Use the "Extra payments" functionality of Gapital's mortgage calculator to find out how you can shorten your term and save more over the long-run by paying extra money toward your loan's principal. You can make these extra payments monthly, annually or even just one time.
To calculate the savings, click the "Amortization / Payment Schedule" link and enter a hypothetical amount into one of the payment categories (monthly, yearly or one-time), then click "Apply Extra Payments" to see how much interest you'll end up paying and your new payoff date.
Decide if an ARM is worth the risk.
The lower initial interest rate of an adjustable-rate mortgage, or ARM, can be tempting. While an ARM may be appropriate for some borrowers, others may find that the lower initial interest rate won't cut their monthly payments as much as they think.
To get an idea of how much you'll really save initially, try entering the ARM interest rate into the mortgage calculator, leaving the term as 30 years. Then, compare those payments to the payments you get when you enter the rate for a conventional 30-year fixed mortgage. Doing so may confirm your initial hopes about the benefits of an ARM -- or give you a reality check about whether the potential pluses of an ARM really outweigh the risks.
Find out when to get rid of private mortgage insurance.
You can use the mortgage calculator to determine when you'll have 20 percent equity in your home. That's the magic number for requesting that a lender waive its private mortgage insurance requirement. If you put less than 20 percent down when you purchased the home, you'll need to pay an extra fee every month on top of your regular mortgage payment to offset the lender's risk. Once you have 20 percent equity, that fee goes away, which means more money in your pocket.

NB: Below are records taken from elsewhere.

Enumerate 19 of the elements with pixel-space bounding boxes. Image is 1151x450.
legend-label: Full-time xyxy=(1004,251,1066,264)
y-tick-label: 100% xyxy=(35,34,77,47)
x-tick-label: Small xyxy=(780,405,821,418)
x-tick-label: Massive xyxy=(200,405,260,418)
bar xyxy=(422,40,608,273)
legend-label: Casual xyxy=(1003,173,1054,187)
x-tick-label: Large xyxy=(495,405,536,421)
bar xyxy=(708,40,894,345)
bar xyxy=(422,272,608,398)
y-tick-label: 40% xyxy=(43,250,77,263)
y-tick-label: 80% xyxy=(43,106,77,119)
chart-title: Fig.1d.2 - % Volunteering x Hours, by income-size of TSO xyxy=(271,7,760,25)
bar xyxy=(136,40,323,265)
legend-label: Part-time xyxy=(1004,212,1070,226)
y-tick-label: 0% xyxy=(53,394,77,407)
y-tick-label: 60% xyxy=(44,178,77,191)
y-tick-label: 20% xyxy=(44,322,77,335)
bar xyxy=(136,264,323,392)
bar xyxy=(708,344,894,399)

Using an online mortgage calculator can help you quickly and accurately predict your monthly mortgage payment with just a few pieces of information. It can also show you the total amount of interest you"ll pay over the life of your mortgage. To use this calculator, you"ll need the following information:
Home price - This is the dollar amount you expect to pay for a home.
Down payment - The down payment is money you give to the home's seller. At least 20 percent down typically lets you avoid mortgage insurance.
Loan amount - If you're getting a mortgage to buy a new home, you can find this number by subtracting your down payment from the home's price. If you're refinancing, this number will be the outstanding balance on your mortgage.
Loan term (years) - This is the length of the mortgage you're considering. For example, if you're buying a home, you might choose a mortgage loan that lasts 30 years, which is the most common, as it allows for lower monthly payments by stretching the repayment period out over three decades. On the other hand, a homeowner who is refinancing may opt for a loan with a shorter repayment period, like 15 years. This is another common mortgage term that allows the borrower to save money by paying less total interest. However, monthly payments are higher on 15-year mortgages than 30-year ones, so it can be more of a stretch for the household budget, especially for first-time homebuyers.
Interest rate - Estimate the interest rate on a new mortgage by checking Gapital's mortgage rate tables for your area. Once you have a projected rate (your real-life rate may be different depending on your overall financial and credit picture), you can plug it into the calculator.Loan start date - Select the month, day and year when your mortgage payments will start.